Die Studenten planten, die Lager vorsorglich auszutauschen, und untersuchten die Ursache der Späne genauer. Ob tatsächlich die Pleuellager verantwortlich waren, war zu diesem Zeitpunkt noch unklar. Bei der Demontage und obligatorischen Befundung mittels UV-Untersuchung wurde ein mit bloßem Auge nicht erkennbarer Haarriss an der Kurbelwelle festgestellt, womit das Teil nicht mehr freigegeben werden darf.
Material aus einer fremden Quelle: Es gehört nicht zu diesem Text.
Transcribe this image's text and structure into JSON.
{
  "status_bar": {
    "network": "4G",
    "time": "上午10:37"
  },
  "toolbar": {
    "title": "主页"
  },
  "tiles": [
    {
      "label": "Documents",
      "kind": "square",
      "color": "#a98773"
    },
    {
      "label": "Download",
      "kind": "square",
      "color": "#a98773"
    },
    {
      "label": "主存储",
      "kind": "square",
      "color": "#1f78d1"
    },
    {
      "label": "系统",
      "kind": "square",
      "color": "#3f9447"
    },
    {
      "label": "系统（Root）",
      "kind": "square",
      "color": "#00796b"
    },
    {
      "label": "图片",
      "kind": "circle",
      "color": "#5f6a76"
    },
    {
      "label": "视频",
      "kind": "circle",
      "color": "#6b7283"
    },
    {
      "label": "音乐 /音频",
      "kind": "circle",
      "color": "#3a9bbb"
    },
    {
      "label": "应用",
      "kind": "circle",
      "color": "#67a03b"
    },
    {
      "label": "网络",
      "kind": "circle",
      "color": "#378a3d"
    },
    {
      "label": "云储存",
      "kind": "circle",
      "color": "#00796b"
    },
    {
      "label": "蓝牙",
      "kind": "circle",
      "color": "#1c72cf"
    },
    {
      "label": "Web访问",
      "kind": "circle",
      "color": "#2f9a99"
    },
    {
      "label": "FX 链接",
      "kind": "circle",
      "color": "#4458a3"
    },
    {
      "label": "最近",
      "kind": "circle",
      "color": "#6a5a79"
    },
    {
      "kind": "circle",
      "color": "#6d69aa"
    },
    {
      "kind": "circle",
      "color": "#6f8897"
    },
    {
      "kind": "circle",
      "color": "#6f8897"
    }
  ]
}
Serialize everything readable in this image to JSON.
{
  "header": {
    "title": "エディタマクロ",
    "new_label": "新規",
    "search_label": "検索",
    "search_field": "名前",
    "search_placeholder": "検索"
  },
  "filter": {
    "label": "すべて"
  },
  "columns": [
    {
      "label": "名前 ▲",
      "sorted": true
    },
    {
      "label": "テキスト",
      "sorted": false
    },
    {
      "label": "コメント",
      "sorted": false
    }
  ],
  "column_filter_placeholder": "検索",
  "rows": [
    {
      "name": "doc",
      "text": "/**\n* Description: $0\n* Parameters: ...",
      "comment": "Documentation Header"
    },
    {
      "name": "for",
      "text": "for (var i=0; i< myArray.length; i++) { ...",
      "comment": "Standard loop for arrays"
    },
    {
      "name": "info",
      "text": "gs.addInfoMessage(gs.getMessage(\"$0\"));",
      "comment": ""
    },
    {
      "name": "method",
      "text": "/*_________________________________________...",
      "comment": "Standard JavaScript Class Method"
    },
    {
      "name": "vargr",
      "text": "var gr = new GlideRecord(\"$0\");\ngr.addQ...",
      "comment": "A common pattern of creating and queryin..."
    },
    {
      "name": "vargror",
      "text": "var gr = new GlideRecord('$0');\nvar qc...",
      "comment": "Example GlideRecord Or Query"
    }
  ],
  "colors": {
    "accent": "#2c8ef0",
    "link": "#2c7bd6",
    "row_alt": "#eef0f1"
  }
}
Die Diagnose wertet die Akaflieg als Glück im Unglück, denn dieser Riss hätte zu einem Totalausfall des Motors führen können. Eine Grundüberholung wurde unumgänglich.

Allerdings: Anstatt den alten Motor zu überholen, fiel die Entscheidung, für den gleichen Preis auf einen Lycoming AEIO-580 upzugraden. In diesem Zug soll der Schlacro auch einen neuen, leistungsfähigeren Propeller erhalten, den MT Propeller zur Verfügung stellt. Für das Vorhaben kalkuliert die Akaflieg insgesamt 100 000 Euro, von denen bis jetzt 45 000 durch Spenden aufgebracht werden konnten. Daher appellieren die Mitglieder der Akaflieg an alle Schlacro-Fans, mit einer Zuwendung dafür zu sorgen, dass das gelbe Kunstflugzeug bald wieder am Himmel zu sehen sein wird.